DAVID GREENE, HOST:
Writer Kiese Laymon has had the kind of year every first-time author dreams of. He's had two books published to critical acclaim - not that any of that came easily. The young African-American writer's most recent book, "How to Slowly Kill Yourself and Others in America," was released today, and that title gives us a little hint of how tough the road was. A collection of essays, it touches on themes of families, race, violence and coming-of-age in Mississippi. Let's hear more about Kiese Laymon from NPR's Karen Grigsby Bates.
KAREN GRIGSBY BATES, BYLINE: This is a story with a happy ending that had a grim beginning. At one point in his life, Kiese Laymon went through a bad patch that had him essentially expelled from college. He had to move back home with his mother, and they were fighting. In an essay called "The Worst of White Folks," he recalls finally getting why they were at loggerheads.
KIESE LAYMON: (Reading) Really, we're fighting because she raised me to never, ever forget I was born on parole, which means no black hoodies in wrong neighborhoods, no jogging at night, hands in plain sight at all time in public, no intimate relationships with white women, never driving over the speed limit or doing those rolling stops at stop signs, always speaking the King's English in the presence of white folks, never being outperformed in school or in public by white students, and most importantly, always remembering that no matter what, the worst of white folks will do anything to get you.
BATES: Looking back on it, Laymon says the insistence on perfection in grades and behavior and everything else was a kind of armor. He said the worst of white folks don't come with hoods or ropes or shaved heads, as he'd initially believed. They come with a conviction that their privilege as white people is immutable, and he finally comprehended his mother's worry.
LAYMON: This is what I understand now: Everything my mother did - and I'm still critical of some of it - was an attempt to not just keep me safe, but to make me survive.
BATES: But as time went on, he began to question his mother's basic thesis.
LAYMON: As I got older, I think I started to understand that there's something really troubling and problematic about centering whiteness as your center of excellence.
BATES: For one thing, he reasoned, what if all white people aren't excellent?
LAYMON: If you're telling me I need to be better than white people, and I'm surrounded by mediocre white people, I'm only going to be a little bit better than mediocre.
BATES: So he decided to raise the bar. When Kiese Laymon was still pretty young, he read the classic canon that his mother insisted he read, "Treasure Island," "Silas Marner," "A Tale of Two Cities." Then, on his own, he devoured work by black authors: Malcolm X's autobiography, "Native Son," Margaret Walker Alexander's biography of "Native Son's" author, Richard Wright. His mother shouldn't have been surprised. Laymon grew up on the campus of historically black Jackson State University. His parents had him while they were still undergrads.

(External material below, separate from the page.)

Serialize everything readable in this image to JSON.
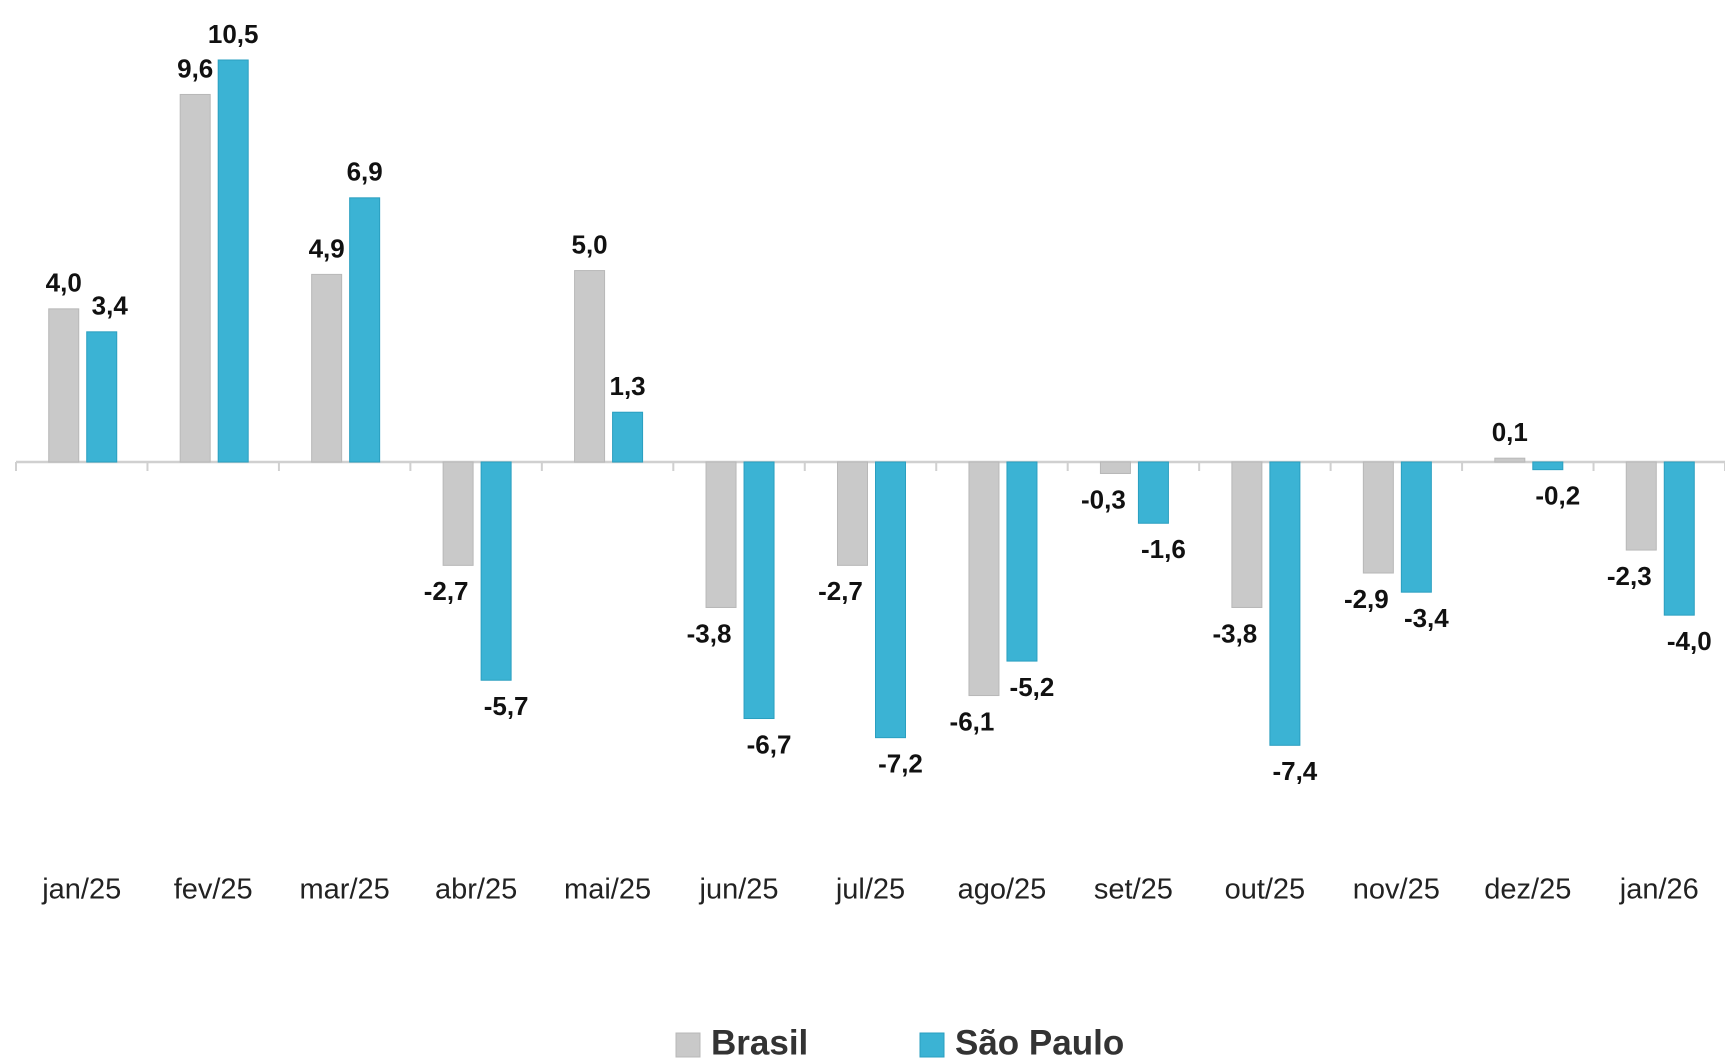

LAYMON: So I was raised pretty much on the same campus where I was, if not born, at least conceived.
BATES: To avoid having, as he says, everybody in his business, Laymon went to another nearby school, Millsaps College. He says basically, he was kicked out in an argument with the administration over race. Eventually, he earned a B.A. from Oberlin, and an MFA from Indiana University; and for the past 10 years, he's taught English and Africana studies at Vassar.
Laymon's novel, "Long Division," was released in June after a year's-long tug-of-war with his former publisher. Kirkus Reviews called it hilarious, moving and occasionally dizzying; and says it incorporates themes of prejudice, confusion and love rooted in an emphatically post-Katrina world. It was a world that almost didn't make it into print. As sometimes happens, Laymon says his previous publisher wanted one thing when she bought the book; then, something changed.
LAYMON: One of the things that my editor came back to me and said is that, you know, the racial - we want the racial - the racial politics in this is too explicit. And another thing she said is, like, I'm not sure what you're doing with Katrina, but I think it doesn't need to be in the book.
BATES: He believes his editor wanted a book, but not his book. So Kiese Laymon took a deep breath and walked. He admits that was a luxury.
LAYMON: And I think that, you know, had I had children, had I been married, had I not had a job, I would have had to change everything that the editor said.
BATES: Instead, a small press called Agate published "Long Division" in June, and released "How to Kill Yourself" today. It proves, says Laymon, that the literary world's gatekeepers can change if they want to. And he's hoping his own experience is an object lesson in why publishing should welcome different voices to the table when they come with good stories.
Karen Grigsby Bates, NPR News.
GREENE: Karen covers race, ethnicity and culture for NPR's Code Switch team.